Are Google Wave invites to blame for recent Hotmail/Gmail phishing attacks?

I have no idea how the recent Hotmail/Gmail account compromises actually took place. What follows is a simple hypothesis based on a somewhat embarrassing anecdote.

Like many of you, I am currently waiting for an invite to Google Wave. Imagine my joy when this came across my inbox one Tuesday morning:

Subject: Google Wave invite

Congratulations! You’ve been invited to Google Wave by your friend {a close friend of mine with a Wave account}. Click the link below to register:

http://bit.ly/3lBnzB

Still half asleep (and now bursting with joy!) I open the link, suddenly thinking it’s strange that Google would use a url-shortener to send me a Wave invite. As you may have guessed, what was waiting for me was not a desirable HTML5 product but was in fact a YouTube video of Rick Astley performing Never Gonna Give you Up — yeah, I got rick-rolled a year after rick-rolling people was cool.

Now I’m fortunate that my dear friend (it was davefp) has a sense of humour – the truth is I technically just fell for a phishing scam, and I’m lucky there was no malicious intent involved. This got Dave and I talking; phony Wave invites would be a very opportunistic way to steal account credentials from eager Gmail users, and could be what caused the recent account compromises.
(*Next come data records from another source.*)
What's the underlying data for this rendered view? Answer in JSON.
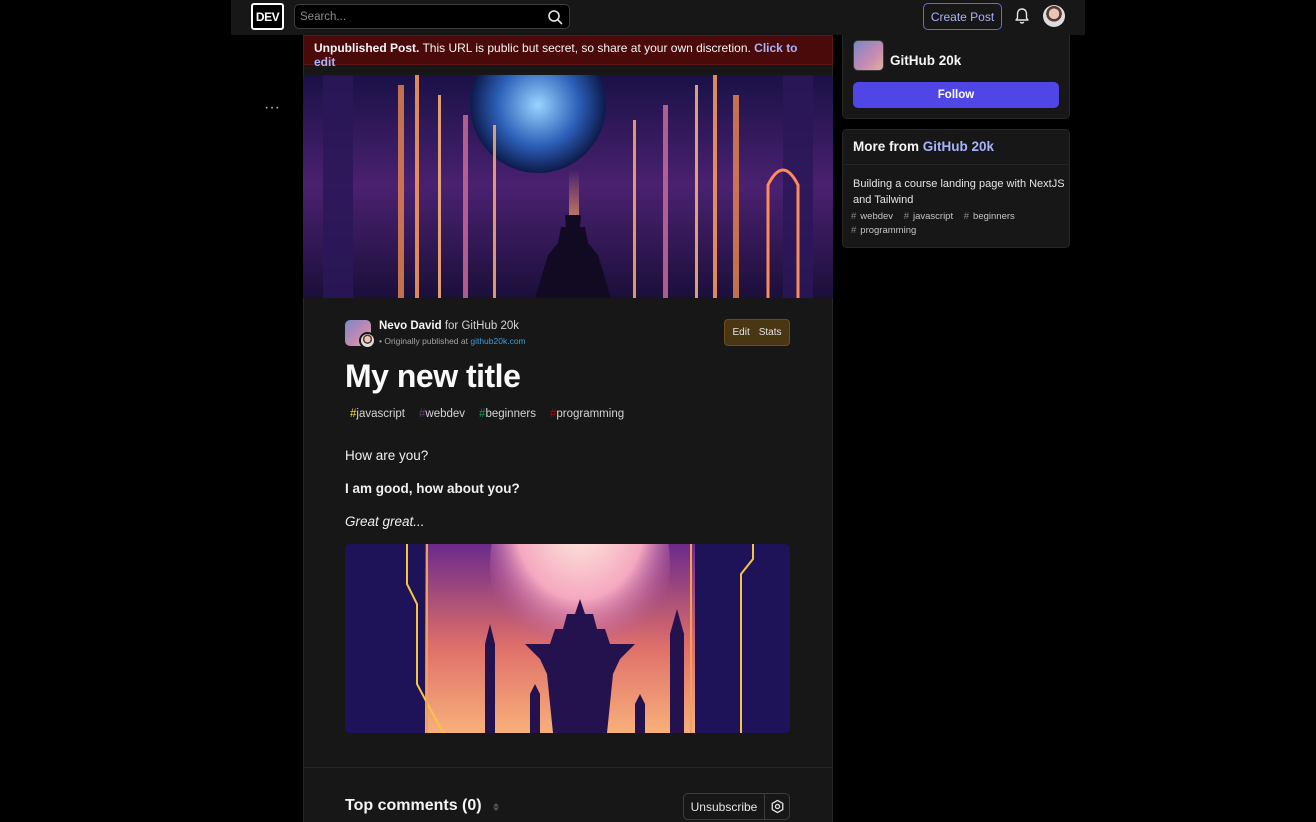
{
  "header": {
    "logo_text": "DEV",
    "search_placeholder": "Search...",
    "create_post_label": "Create Post"
  },
  "sidebar_left": {
    "more_glyph": "···"
  },
  "banner": {
    "strong": "Unpublished Post.",
    "text": " This URL is public but secret, so share at your own discretion. ",
    "link": "Click to edit"
  },
  "article": {
    "author_name": "Nevo David",
    "for_text": " for ",
    "org_name": "GitHub 20k",
    "orig_prefix": "• Originally published at ",
    "orig_link": "github20k.com",
    "edit_label": "Edit",
    "stats_label": "Stats",
    "title": "My new title",
    "tags": [
      {
        "hash": "#",
        "name": "javascript",
        "color": "#f7df1e"
      },
      {
        "hash": "#",
        "name": "webdev",
        "color": "#562765"
      },
      {
        "hash": "#",
        "name": "beginners",
        "color": "#008335"
      },
      {
        "hash": "#",
        "name": "programming",
        "color": "#890606"
      }
    ],
    "paragraph1": "How are you?",
    "paragraph2": "I am good, how about you?",
    "paragraph3": "Great great..."
  },
  "comments": {
    "title": "Top comments (0)",
    "unsubscribe_label": "Unsubscribe"
  },
  "sidebar_right": {
    "org_name": "GitHub 20k",
    "follow_label": "Follow",
    "more_from_prefix": "More from ",
    "more_from_org": "GitHub 20k",
    "related_post_title": "Building a course landing page with NextJS and Tailwind",
    "related_tags": [
      "webdev",
      "javascript",
      "beginners",
      "programming"
    ]
  },
  "colors": {
    "accent": "#4f46e5",
    "banner_bg": "#4a0a0a",
    "link": "#a5b4fc"
  }
}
Let’s look at the reasons why I was inclined to trust the link in the email I received:

  1. I was expecting an invite
  2. It looked like an invite
  3. I was half asleep
  4. I was overjoyed

I was expecting an invite. There are thousands upon thousands of Gmail users anxiously awaiting Wave invites. There are thousands upon thousands more that have no reason to expect an invite but would still take one if one were offered to them. This is an exciting product, after all.

It looked like an invite. Sure the shortened url was one possible give-away, but even that could have been improved by masking the url with text that looked like a safe url, such as http://wave.google.com/mygmailaccount. Add a couple of Google images and maybe a formal signature and this could have been a lot closer to foolproof.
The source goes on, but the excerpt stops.